Computational approaches to identify common subunit vaccine candidates against bacterial meningitis

Abstract

Bacterial meningitis, an infection of the membranes (meninges) and cerebrospinal fluid (CSF) surrounding the brain and spinal cord, is a major cause of death and disability all over the world. From perinatal period to adult, four common organisms responsible for most of the bacterial meningitis are Streptococcus pneumonia, Neisseria meningitidis, Haemophilus influenza and Staphylococcus aureus. As the disease is caused by more organisms, currently available vaccines for bacterial meningitis are specific and restricted to some of the serogroups or serotypes of each bacterium. In an effort to design common vaccine against bacterial meningitis, proteomes of the four pathogens were compared to extract seven common surface exposed ABC transporter proteins. Pro-Pred server was used to investigate the seven surface exposed proteins for promiscuous T-cell epitopes prediction. Predicted 22 T-cell epitopes were validated through published positive control, SYFPEITHI and immune epitope database to reduce the epitope dataset into seven. T-cell epitope 162-FMILPIFNV-170 of spermidine/putrescine ABC transporter permease (potH) protein was conserved across the four selected pathogens of bacterial meningitis. Hence, structural analysis was extended for epitope 162-FMILPIFNV-170. Crystal structures of HLA-DRB alleles were retrieved and structure of potH was modeled using Prime v3.0 for structural analysis.

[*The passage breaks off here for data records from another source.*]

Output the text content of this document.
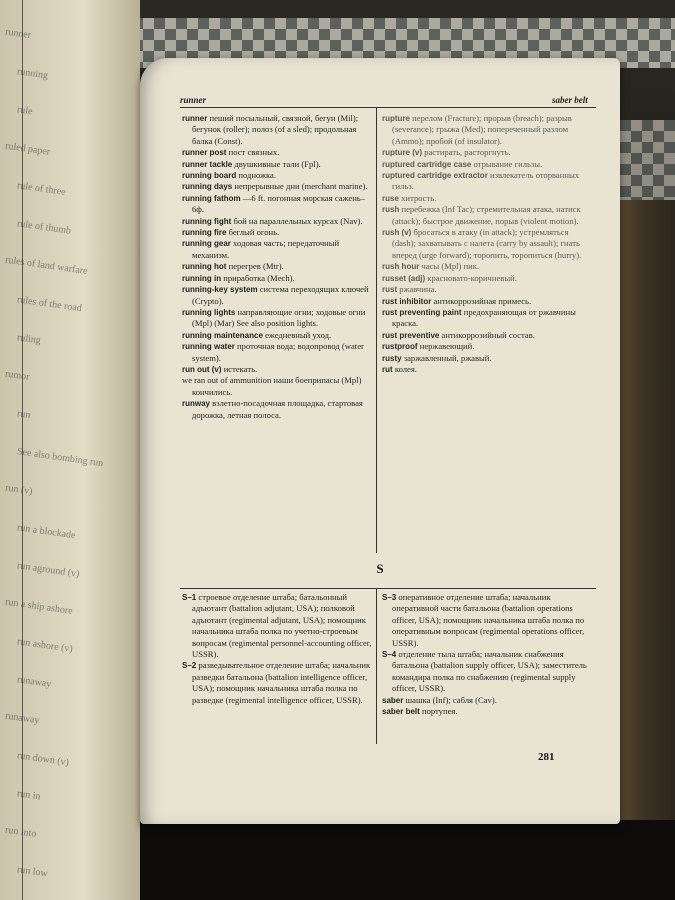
runner
running
rule
ruled paper
rule of three
rule of thumb
rules of land warfare
rules of the road
ruling
rumor
run
See also bombing run
run (v)
run a blockade
run aground (v)
run a ship ashore
run ashore (v)
runaway
runaway
run down (v)
run in
run into
run low
runner	saber belt

runner пеший посыльный, связной, бегун (Mil); бегунок (roller); полоз (of a sled); продольная балка (Const).

runner post пост связных.

runner tackle двушкивные тали (Fpl).

running board подножка.

running days непрерывные дни (merchant marine).

running fathom —6 ft. погонная морская сажень–6ф.

running fight бой на параллельных курсах (Nav).

running fire беглый огонь.

running gear ходовая часть; передаточный механизм.

running hot перегрев (Mtr).

running in приработка (Mech).

running-key system система переходящих ключей (Crypto).

running lights направляющие огни; ходовые огни (Mpl) (Mar) See also position lights.

running maintenance ежедневный уход.

running water проточная вода; водопровод (water system).

run out (v) истекать.

we ran out of ammunition наши боеприпасы (Mpl) кончились.

runway взлетно-посадочная площадка, стартовая дорожка, летная полоса.

rupture перелом (Fracture); прорыв (breach); разрыв (severance); грыжа (Med); попереченный разлом (Ammo); пробой (of insulator).

rupture (v) растирать, расторгнуть.

ruptured cartridge case отрывание гильзы.

ruptured cartridge extractor извлекатель оторванных гильз.

ruse хитрость.

rush перебежка (Inf Tac); стремительная атака, натиск (attack); быстрое движение, порыв (violent motion).

rush (v) бросаться в атаку (in attack); устремляться (dash); захватывать с налета (carry by assault); гнать вперед (urge forward); торопить, торопиться (hurry).

rush hour часы (Mpl) пик.

russet (adj) красновато-коричневый.

rust ржавчина.

rust inhibitor антикоррозийная примесь.

rust preventing paint предохраняющая от ржавчины краска.

rust preventive антикоррозийный состав.

rustproof нержавеющий.

rusty заржавленный, ржавый.

rut колея.

S

S–1 строевое отделение штаба; батальонный адъютант (battalion adjutant, USA); полковой адъютант (regimental adjutant, USA); помощник начальника штаба полка по учетно-строевым вопросам (regimental personnel-accounting officer, USSR).

S–2 разведывательное отделение штаба; начальник разведки батальона (battalion intelligence officer, USA); помощник начальника штаба полка по разведке (regimental intelligence officer, USSR).

S–3 оперативное отделение штаба; начальник оперативной части батальона (battalion operations officer, USA); помощник начальника штаба полка по оперативным вопросам (regimental operations officer, USSR).

S–4 отделение тыла штаба; начальник снабжения батальона (battalion supply officer, USA); заместитель командира полка по снабжению (regimental supply officer, USSR).

saber шашка (Inf); сабля (Cav).

saber belt портупея.

281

Computational docking of HLA-DRB alleles and epitope 162-FMILPIFNV-170 of potH was performed using Glide v5.7. RMSD and RMSF of simulation studies were analyzed by Desmond v3.2. The docking and simulation results revealed that the HLA-DRB-epitope complex was stable with interaction repressive function of HLA. Thus, the epitope would be ideal candidate for T-cell driven subunit vaccine design against bacterial meningitis.